Per consolidato orientamento di questo CNF l’iscrizione nel registro dei praticanti ovvero lo svolgimento della pratica forense è incompatibile con lo status di appartenente alle forze dell’ordine.
Nel caso di specie la risposta è nello stesso quesito così come posto. Infatti, l’appartenente a corpo militare, quale l’Aeronautica Militare, a prescindere dalle funzioni e/o mansioni svolte nell’ambito del rapporto, può assumere la qualifica di pubblico ufficiale e, quindi, su di lui può gravare l’obbligo di denunzia. Ciò trova conferma nella previsione di cui all’art. 7 bis del d.l. n. 92/2008, che ha previsto la possibilità di conferire agli appartenenti alle forze militari, in casi di necessità, le qualifiche e funzioni di pubblico ufficiale e di ufficiale di pubblica sicurezza, equiparandoli di fatto alle forze dell’ordine.

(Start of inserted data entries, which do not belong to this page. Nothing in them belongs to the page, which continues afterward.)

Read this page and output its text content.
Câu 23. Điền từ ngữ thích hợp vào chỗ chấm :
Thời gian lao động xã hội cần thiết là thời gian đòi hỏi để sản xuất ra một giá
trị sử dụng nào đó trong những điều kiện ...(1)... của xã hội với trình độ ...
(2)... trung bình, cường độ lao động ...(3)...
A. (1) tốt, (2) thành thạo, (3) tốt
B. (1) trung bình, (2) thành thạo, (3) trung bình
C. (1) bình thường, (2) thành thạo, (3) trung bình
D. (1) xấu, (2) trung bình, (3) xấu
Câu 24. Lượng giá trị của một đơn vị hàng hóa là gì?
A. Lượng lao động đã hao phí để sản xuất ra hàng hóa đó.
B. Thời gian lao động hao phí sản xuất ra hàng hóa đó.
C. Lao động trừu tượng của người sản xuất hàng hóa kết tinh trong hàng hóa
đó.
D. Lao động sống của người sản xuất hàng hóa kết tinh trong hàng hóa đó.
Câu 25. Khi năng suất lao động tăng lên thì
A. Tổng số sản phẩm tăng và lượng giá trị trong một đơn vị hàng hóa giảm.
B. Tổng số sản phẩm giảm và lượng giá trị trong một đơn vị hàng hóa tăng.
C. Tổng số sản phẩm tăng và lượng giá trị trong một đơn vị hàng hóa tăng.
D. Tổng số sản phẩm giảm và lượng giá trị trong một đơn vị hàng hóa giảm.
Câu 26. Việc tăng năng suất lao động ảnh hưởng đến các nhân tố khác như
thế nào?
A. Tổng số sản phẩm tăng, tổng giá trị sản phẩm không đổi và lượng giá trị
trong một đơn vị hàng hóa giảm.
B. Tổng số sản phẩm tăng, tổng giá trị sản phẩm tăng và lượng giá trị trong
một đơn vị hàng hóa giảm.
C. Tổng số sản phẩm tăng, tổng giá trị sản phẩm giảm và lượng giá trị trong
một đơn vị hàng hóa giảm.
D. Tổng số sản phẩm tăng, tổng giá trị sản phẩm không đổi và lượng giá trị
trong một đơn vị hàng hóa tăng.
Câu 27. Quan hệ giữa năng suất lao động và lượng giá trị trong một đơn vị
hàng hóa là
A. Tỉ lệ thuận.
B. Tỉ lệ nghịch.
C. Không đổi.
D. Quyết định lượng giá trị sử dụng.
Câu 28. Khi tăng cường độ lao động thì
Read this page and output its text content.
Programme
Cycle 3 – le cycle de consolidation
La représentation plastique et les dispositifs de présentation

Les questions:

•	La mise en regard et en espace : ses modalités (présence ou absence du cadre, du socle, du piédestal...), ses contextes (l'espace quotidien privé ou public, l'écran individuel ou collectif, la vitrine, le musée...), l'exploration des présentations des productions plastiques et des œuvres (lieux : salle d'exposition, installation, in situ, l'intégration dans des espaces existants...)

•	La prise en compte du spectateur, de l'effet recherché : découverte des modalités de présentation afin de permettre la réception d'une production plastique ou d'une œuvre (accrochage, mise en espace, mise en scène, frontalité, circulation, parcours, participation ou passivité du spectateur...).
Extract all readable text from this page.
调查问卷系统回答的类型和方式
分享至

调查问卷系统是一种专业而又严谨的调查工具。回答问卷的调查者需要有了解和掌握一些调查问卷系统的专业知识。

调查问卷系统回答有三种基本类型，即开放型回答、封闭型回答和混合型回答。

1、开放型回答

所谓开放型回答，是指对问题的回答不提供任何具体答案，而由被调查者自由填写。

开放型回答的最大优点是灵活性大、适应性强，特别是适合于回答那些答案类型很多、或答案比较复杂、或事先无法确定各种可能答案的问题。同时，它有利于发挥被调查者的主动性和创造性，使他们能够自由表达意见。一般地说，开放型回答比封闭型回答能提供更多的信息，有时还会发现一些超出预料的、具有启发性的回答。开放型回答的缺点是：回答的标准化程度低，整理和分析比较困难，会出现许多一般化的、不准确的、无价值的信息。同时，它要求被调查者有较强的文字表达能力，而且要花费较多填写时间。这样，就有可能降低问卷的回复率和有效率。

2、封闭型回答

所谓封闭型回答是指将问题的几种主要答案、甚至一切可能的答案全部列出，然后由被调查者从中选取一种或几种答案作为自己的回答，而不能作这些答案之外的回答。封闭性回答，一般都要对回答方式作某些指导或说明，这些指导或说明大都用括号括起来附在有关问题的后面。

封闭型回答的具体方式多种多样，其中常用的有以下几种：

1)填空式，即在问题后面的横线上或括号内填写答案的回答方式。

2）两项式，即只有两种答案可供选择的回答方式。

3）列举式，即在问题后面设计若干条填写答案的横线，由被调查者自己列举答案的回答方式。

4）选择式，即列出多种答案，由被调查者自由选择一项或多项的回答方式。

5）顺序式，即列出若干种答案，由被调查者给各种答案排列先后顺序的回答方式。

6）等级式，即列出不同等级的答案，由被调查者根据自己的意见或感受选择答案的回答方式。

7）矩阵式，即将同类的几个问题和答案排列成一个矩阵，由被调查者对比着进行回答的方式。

Anche a prescindere da una tale considerazione l’incompatibilità sussisterebbe, comunque, in ragione del vincolo di subordinazione gerarchica che caratterizza certamente i corpi militari, indipendentemente dal grado e dalle specifiche mansioni e/o funzioni prettamente amministrative svolte, incompatibile con l’indipendenza, segretezza e riservatezza che devono caratterizzare anche l’attività del praticante/tirocinante avvocato .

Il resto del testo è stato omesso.